Gli ungheresi nel mondo, uniti dalle note di una rivisitata “English man in New York” di Sting, raccontati dal cantautore Péter Geszti, in musica e attraverso le immagini, che gli emigrati stessi hanno inviato per contribuire ad un collage di volti e luoghi lontani.
“Molti miei amici hanno deciso di lasciare il Paese, spiega, ma quando anche amici musicisti che mi erano molto vicini lo hanno fatto, non ho più potuto fare finta di niente, il problema mi toccava da vicino”.
Dall’Ungheria se ne vanno le élites, le professionalità più qualificate e sempre più spesso nomi della cultura. La diaspora ungherese conterebbe mezzo milione di emigrati, un vero e proprio esodo, ridimensionato dalla cifre ufficiali fornite dal governo.
“La politica può dare risposte molto strane e davvero sbagliate ai problemi sociali – afferma il cantautore – ecco perché molte persone decidono di scappare, scelgono una democrazia più stabile, dove la legge, i diritti umani e lo stato sociale vengono rispettati, più che in Ungheria.
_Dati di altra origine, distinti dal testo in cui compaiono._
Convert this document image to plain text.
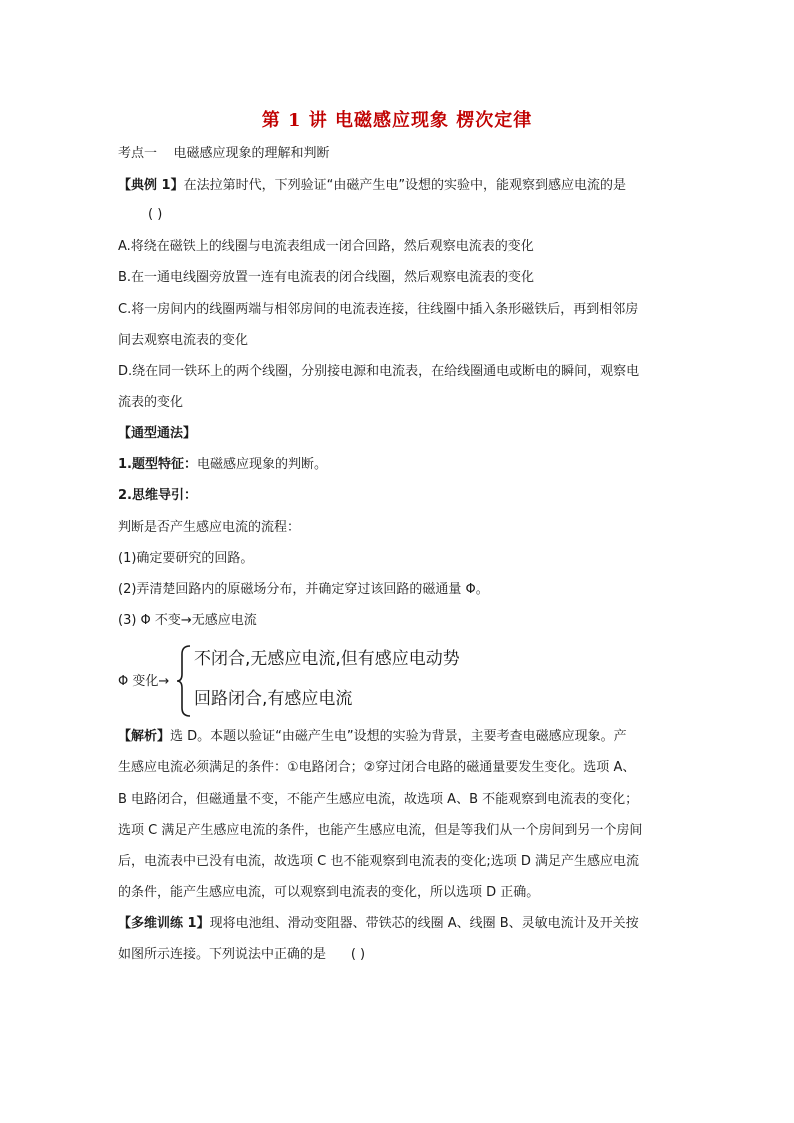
第 1 讲 电磁感应现象 楞次定律
考点一 电磁感应现象的理解和判断
【典例 1】在法拉第时代，下列验证“由磁产生电”设想的实验中，能观察到感应电流的是
( )
A.将绕在磁铁上的线圈与电流表组成一闭合回路，然后观察电流表的变化
B.在一通电线圈旁放置一连有电流表的闭合线圈，然后观察电流表的变化
C.将一房间内的线圈两端与相邻房间的电流表连接，往线圈中插入条形磁铁后，再到相邻房
间去观察电流表的变化
D.绕在同一铁环上的两个线圈，分别接电源和电流表，在给线圈通电或断电的瞬间，观察电
流表的变化
【通型通法】
1.题型特征：电磁感应现象的判断。
2.思维导引：
判断是否产生感应电流的流程：
(1)确定要研究的回路。
(2)弄清楚回路内的原磁场分布，并确定穿过该回路的磁通量 Φ。
(3) Φ 不变→无感应电流
Φ 变化→
不闭合,无感应电流,但有感应电动势
回路闭合,有感应电流
【解析】选 D。本题以验证“由磁产生电”设想的实验为背景，主要考查电磁感应现象。产
生感应电流必须满足的条件：①电路闭合；②穿过闭合电路的磁通量要发生变化。选项 A、
B 电路闭合，但磁通量不变，不能产生感应电流，故选项 A、B 不能观察到电流表的变化；
选项 C 满足产生感应电流的条件，也能产生感应电流，但是等我们从一个房间到另一个房间
后，电流表中已没有电流，故选项 C 也不能观察到电流表的变化;选项 D 满足产生感应电流
的条件，能产生感应电流，可以观察到电流表的变化，所以选项 D 正确。
【多维训练 1】现将电池组、滑动变阻器、带铁芯的线圈 A、线圈 B、灵敏电流计及开关按
如图所示连接。下列说法中正确的是 ( )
Ho cercato di trovare un modo innovativo di raccontare, non volevo fare un videoclip su di noi, volevo mostrare i veri protagonisti, non me stesso o chi è qui in Ungheria, ma coloro che vivono lontano dall’Ungheria”.
Questa scelta ha scatenato un’accesa polemica, i critici hanno preso di mira Péter Geszti accusandolo di infangare la reputazione dle Paese.
“In Ungheria il tono della discussione è diventato subito inaccettabile – aggiunge Geszti – e l’oggetto era un semplice videoclip, gli attacchi che lo hanno riguardato sono un vero e proprio attacco alla dignità umana”.
Mettere in musica i volti di chi sceglie di partire è stato interpretato da alcuni come un attacco all’attuale governo nazionalista. Ma Geszti ribadisce: volevo raccontare solo quanto sta accandendo.